Les chiffres romains

         Les Romains de l'Antiquité utilisaient leur propre système de chiffres pour écrire des nombres entiers jusqu'à environ 4999 à partir de seulement 7 lettres.

Contrairement à l’idée reçue, les chiffres romains ne sont pas acronymiques : le symbole qui représente le chiffre n’est pas l’initiale du chiffre en question. Ainsi, en dépit des apparences, C n’est pas l’abréviation de centum, ni M celle de mille. Ils proviendraient plutôt d’anciennes entailles dont les figures ont fini par être confondues avec des lettres.

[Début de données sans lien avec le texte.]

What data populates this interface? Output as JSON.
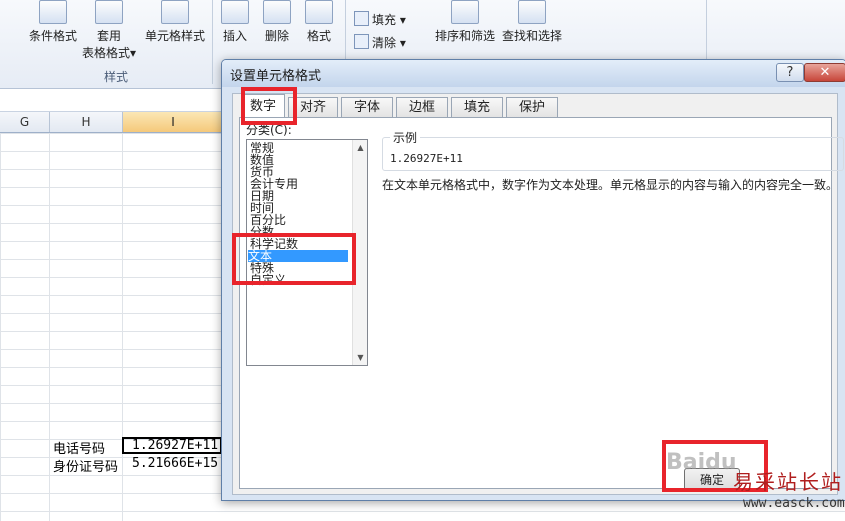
{
  "ribbon": {
    "conditional_format": "条件格式",
    "table_format_1": "套用",
    "table_format_2": "表格格式",
    "cell_style": "单元格样式",
    "styles_group": "样式",
    "insert": "插入",
    "delete": "删除",
    "format": "格式",
    "fill": "填充",
    "clear": "清除",
    "sort_filter": "排序和筛选",
    "find_select": "查找和选择"
  },
  "sheet": {
    "columns": [
      "G",
      "H",
      "I"
    ],
    "selected_column": "I",
    "rows": [
      {
        "label": "电话号码",
        "value": "1.26927E+11"
      },
      {
        "label": "身份证号码",
        "value": "5.21666E+15"
      }
    ]
  },
  "dialog": {
    "title": "设置单元格格式",
    "help": "?",
    "close": "✕",
    "tabs": [
      "数字",
      "对齐",
      "字体",
      "边框",
      "填充",
      "保护"
    ],
    "active_tab": "数字",
    "category_label": "分类(C):",
    "categories": [
      "常规",
      "数值",
      "货币",
      "会计专用",
      "日期",
      "时间",
      "百分比",
      "分数",
      "科学记数",
      "文本",
      "特殊",
      "自定义"
    ],
    "selected_category": "文本",
    "sample_label": "示例",
    "sample_value": "1.26927E+11",
    "description": "在文本单元格格式中，数字作为文本处理。单元格显示的内容与输入的内容完全一致。",
    "ok_button": "确定"
  },
  "watermark": {
    "line1": "Baidu",
    "line2": "易采站长站",
    "line3": "www.easck.com"
  },
  "colors": {
    "highlight": "#e8242b",
    "selection": "#3399ff"
  }
}
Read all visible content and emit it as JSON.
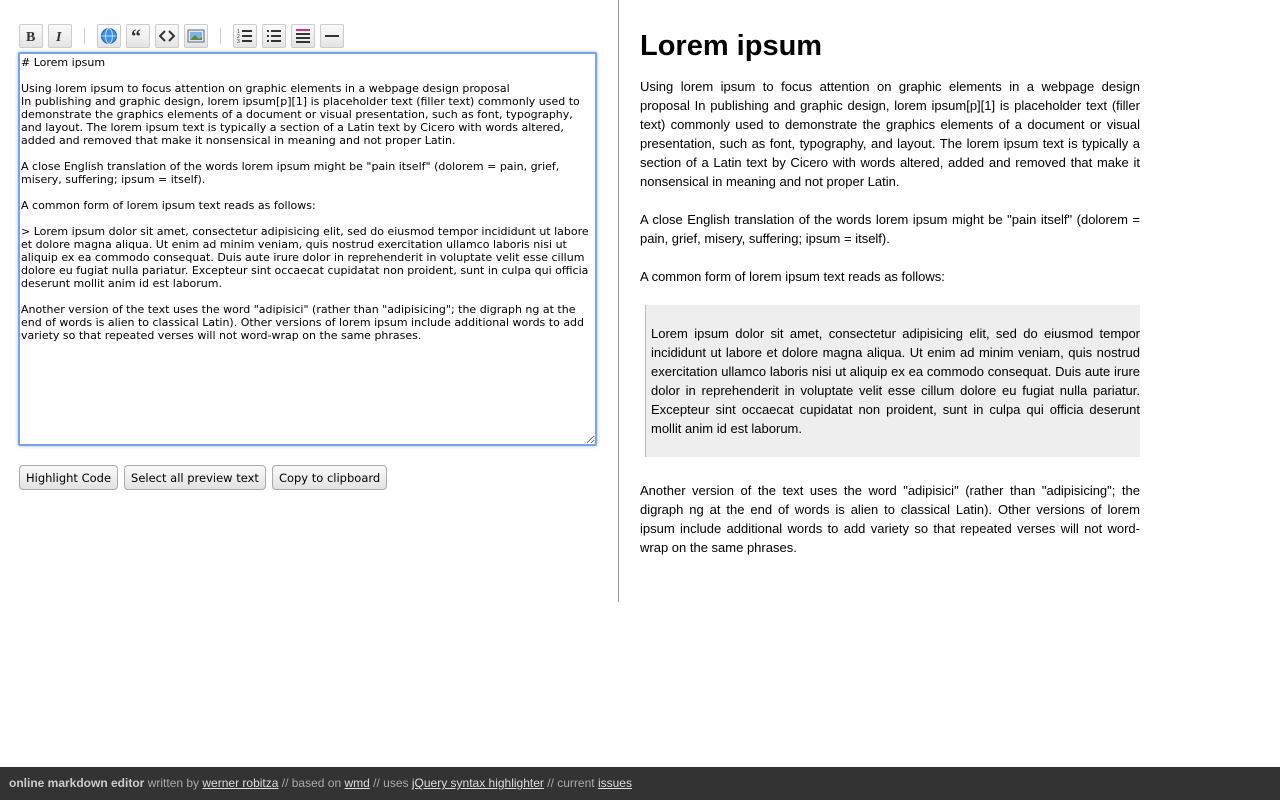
{
  "toolbar": {
    "buttons": [
      "bold-icon",
      "italic-icon",
      "link-icon",
      "quote-icon",
      "code-icon",
      "image-icon",
      "numbered-list-icon",
      "bullet-list-icon",
      "heading-icon",
      "horizontal-rule-icon"
    ]
  },
  "editor": {
    "value": "# Lorem ipsum\n\nUsing lorem ipsum to focus attention on graphic elements in a webpage design proposal\nIn publishing and graphic design, lorem ipsum[p][1] is placeholder text (filler text) commonly used to demonstrate the graphics elements of a document or visual presentation, such as font, typography, and layout. The lorem ipsum text is typically a section of a Latin text by Cicero with words altered, added and removed that make it nonsensical in meaning and not proper Latin.\n\nA close English translation of the words lorem ipsum might be \"pain itself\" (dolorem = pain, grief, misery, suffering; ipsum = itself).\n\nA common form of lorem ipsum text reads as follows:\n\n> Lorem ipsum dolor sit amet, consectetur adipisicing elit, sed do eiusmod tempor incididunt ut labore et dolore magna aliqua. Ut enim ad minim veniam, quis nostrud exercitation ullamco laboris nisi ut aliquip ex ea commodo consequat. Duis aute irure dolor in reprehenderit in voluptate velit esse cillum dolore eu fugiat nulla pariatur. Excepteur sint occaecat cupidatat non proident, sunt in culpa qui officia deserunt mollit anim id est laborum.\n\nAnother version of the text uses the word \"adipisici\" (rather than \"adipisicing\"; the digraph ng at the end of words is alien to classical Latin). Other versions of lorem ipsum include additional words to add variety so that repeated verses will not word-wrap on the same phrases."
  },
  "buttons": {
    "highlight": "Highlight Code",
    "select_all": "Select all preview text",
    "copy": "Copy to clipboard"
  },
  "preview": {
    "title": "Lorem ipsum",
    "p1": "Using lorem ipsum to focus attention on graphic elements in a webpage design proposal In publishing and graphic design, lorem ipsum[p][1] is placeholder text (filler text) commonly used to demonstrate the graphics elements of a document or visual presentation, such as font, typography, and layout. The lorem ipsum text is typically a section of a Latin text by Cicero with words altered, added and removed that make it nonsensical in meaning and not proper Latin.",
    "p2": "A close English translation of the words lorem ipsum might be \"pain itself\" (dolorem = pain, grief, misery, suffering; ipsum = itself).",
    "p3": "A common form of lorem ipsum text reads as follows:",
    "quote": "Lorem ipsum dolor sit amet, consectetur adipisicing elit, sed do eiusmod tempor incididunt ut labore et dolore magna aliqua. Ut enim ad minim veniam, quis nostrud exercitation ullamco laboris nisi ut aliquip ex ea commodo consequat. Duis aute irure dolor in reprehenderit in voluptate velit esse cillum dolore eu fugiat nulla pariatur. Excepteur sint occaecat cupidatat non proident, sunt in culpa qui officia deserunt mollit anim id est laborum.",
    "p4": "Another version of the text uses the word \"adipisici\" (rather than \"adipisicing\"; the digraph ng at the end of words is alien to classical Latin). Other versions of lorem ipsum include additional words to add variety so that repeated verses will not word-wrap on the same phrases."
  },
  "footer": {
    "brand": "online markdown editor",
    "written_by": " written by ",
    "author": "werner robitza",
    "based_on": " // based on ",
    "wmd": "wmd",
    "uses": " // uses ",
    "jquery": "jQuery syntax highlighter",
    "current": " // current ",
    "issues": "issues"
  }
}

Le repérage n'est pas aisé dès que le nombre d'encoches dépasse une poignée, parce que l'oeil ne perçoit pas clairement les collections au-delà de trois ou quatre items : lire IIIIIIII est pratiquement impossible (par comparaison à VIII, beaucoup plus simple). Le berger, sur son bâton, est naturellement conduit à intercaler régulièrement des encoches de forme différente, pour servir de repère visuel ; et le regroupement naturel (pour un berger comptant sur ses doigts) est par groupes de cinq, les doigts de la main. Un tel regroupement est toujours utilisé de nos jours sur les règles à mesurer.

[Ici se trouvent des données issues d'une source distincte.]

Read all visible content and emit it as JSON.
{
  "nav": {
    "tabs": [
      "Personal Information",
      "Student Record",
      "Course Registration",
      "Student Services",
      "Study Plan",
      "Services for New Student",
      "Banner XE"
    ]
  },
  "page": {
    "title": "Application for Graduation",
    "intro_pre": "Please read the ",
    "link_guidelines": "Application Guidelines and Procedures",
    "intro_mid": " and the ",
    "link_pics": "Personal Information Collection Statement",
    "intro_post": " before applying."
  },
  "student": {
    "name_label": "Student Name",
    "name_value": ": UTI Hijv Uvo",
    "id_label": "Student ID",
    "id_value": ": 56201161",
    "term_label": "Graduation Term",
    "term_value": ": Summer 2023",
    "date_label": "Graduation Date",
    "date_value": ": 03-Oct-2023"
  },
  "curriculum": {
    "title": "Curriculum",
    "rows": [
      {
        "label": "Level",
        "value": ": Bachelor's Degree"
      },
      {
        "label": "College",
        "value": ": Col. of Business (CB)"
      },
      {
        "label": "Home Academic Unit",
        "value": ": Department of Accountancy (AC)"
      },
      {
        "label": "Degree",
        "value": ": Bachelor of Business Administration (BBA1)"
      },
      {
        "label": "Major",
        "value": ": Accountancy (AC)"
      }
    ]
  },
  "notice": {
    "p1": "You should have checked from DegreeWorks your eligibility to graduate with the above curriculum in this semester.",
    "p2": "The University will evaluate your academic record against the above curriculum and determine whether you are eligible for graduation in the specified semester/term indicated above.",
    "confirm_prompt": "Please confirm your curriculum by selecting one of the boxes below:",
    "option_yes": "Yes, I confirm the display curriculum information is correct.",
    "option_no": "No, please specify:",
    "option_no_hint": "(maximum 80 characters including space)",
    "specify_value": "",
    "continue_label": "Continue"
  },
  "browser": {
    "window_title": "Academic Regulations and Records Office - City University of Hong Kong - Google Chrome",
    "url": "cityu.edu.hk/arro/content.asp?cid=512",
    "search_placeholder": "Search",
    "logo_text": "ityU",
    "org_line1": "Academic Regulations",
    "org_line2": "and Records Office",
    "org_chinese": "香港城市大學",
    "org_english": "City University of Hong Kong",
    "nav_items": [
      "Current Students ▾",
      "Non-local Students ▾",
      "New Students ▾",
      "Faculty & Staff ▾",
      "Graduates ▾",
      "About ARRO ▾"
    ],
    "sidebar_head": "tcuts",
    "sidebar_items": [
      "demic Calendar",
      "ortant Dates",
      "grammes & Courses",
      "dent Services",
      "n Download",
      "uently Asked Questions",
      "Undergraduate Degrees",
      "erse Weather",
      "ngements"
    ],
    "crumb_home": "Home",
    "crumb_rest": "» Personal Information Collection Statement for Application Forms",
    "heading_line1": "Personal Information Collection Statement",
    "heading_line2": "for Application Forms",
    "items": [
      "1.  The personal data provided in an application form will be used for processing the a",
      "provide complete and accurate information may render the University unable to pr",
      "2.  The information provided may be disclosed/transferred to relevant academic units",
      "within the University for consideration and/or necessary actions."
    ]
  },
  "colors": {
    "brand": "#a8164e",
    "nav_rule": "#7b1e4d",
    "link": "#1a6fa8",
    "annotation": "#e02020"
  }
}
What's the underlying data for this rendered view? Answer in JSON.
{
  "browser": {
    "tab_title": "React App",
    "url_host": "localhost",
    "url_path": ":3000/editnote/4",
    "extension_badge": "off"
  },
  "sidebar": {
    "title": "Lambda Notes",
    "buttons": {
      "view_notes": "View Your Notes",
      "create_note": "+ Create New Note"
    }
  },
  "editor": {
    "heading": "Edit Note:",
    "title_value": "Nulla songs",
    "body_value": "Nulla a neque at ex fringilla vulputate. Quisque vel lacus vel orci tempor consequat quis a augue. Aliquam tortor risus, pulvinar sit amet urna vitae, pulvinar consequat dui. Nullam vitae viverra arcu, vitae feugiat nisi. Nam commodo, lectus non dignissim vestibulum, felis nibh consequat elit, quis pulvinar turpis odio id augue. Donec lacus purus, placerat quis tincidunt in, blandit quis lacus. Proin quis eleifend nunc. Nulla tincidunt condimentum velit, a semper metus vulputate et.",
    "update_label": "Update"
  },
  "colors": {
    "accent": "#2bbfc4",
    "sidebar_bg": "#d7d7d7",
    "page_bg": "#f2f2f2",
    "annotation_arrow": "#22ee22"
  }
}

Le repère "cinq" naturel pourra être une encoche plus longue (utilisée sur les règles), ou en biais (utilisée sur les tailles), mais ces deux marques ne se différencient pas bien des encoches simples quand il s'agit de les transcrire. Les marques simples finalement utilisées sont formées par une encoche double (en forme de V)

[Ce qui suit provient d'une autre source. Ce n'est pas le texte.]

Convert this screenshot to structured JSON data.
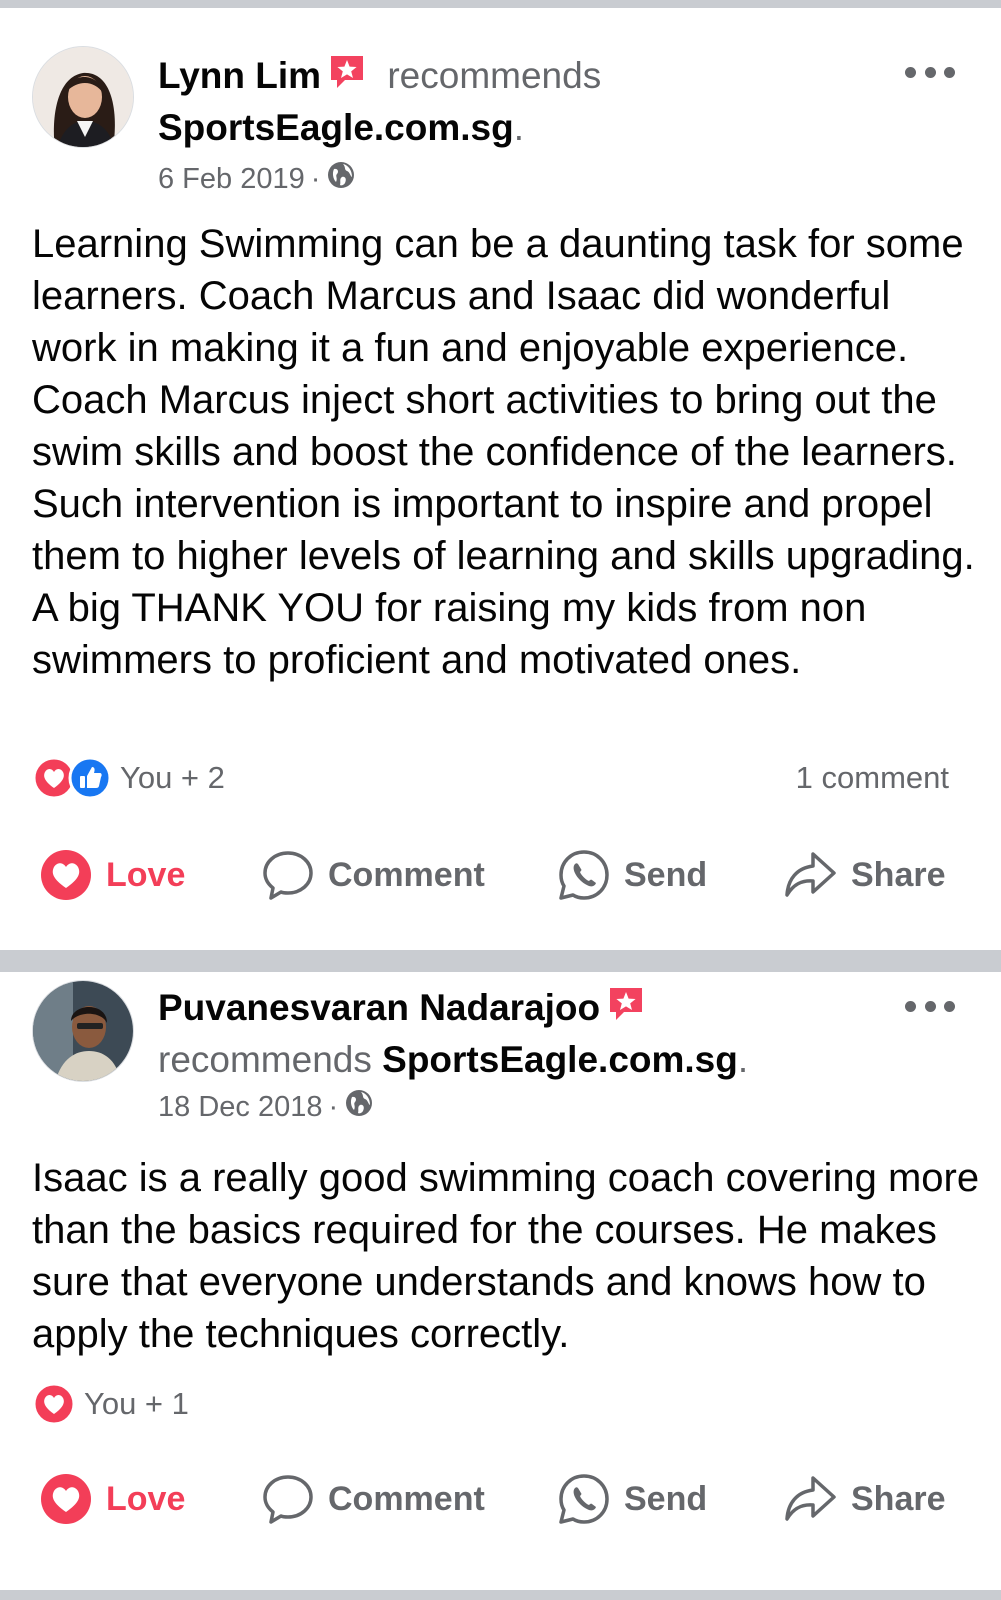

I : 1 ; V : 5 ; X : 10 ; L : 50 ; C :100 ; D :500 ; M :1000

Un nombre écrit en chiffres romains se lit de gauche à droite : si un chiffre est plus grand ou égal à son successeur, on l’ajoute à la somme ; s’il est plus petit, on le soustrait. La langue latine confirme l’ancienneté du procédé soustractif : ainsi, dix-neuf se dit undeviginti (« un ôté de vingt ») et dix-huit duodeviginti (« deux ôté de vingt »).Ainsi,

XXVI = 10 + 10 + 5 + 1 = 26             XXIV = 10 + 10 + (5-1) = 24

.            Lorsqu’ils conquièrent la Gaule au Ier siècle avant notre ère, les Romains apprennent à écrire et à lire aux Gaulois auxquels les druides ont interdit l’écriture. Les Romains utilisent alors un certain nombre de chiffres comme I, V, X, qui évolueront dans l’histoire de Rome et après, avant de se stabiliser à la fin de l’Antiquité. Ce système permet de faire des additions et des soustractions mais les autres opérations mathématiques comme les multiplications ou les divisions vont être difficiles voire quasiment impossibles.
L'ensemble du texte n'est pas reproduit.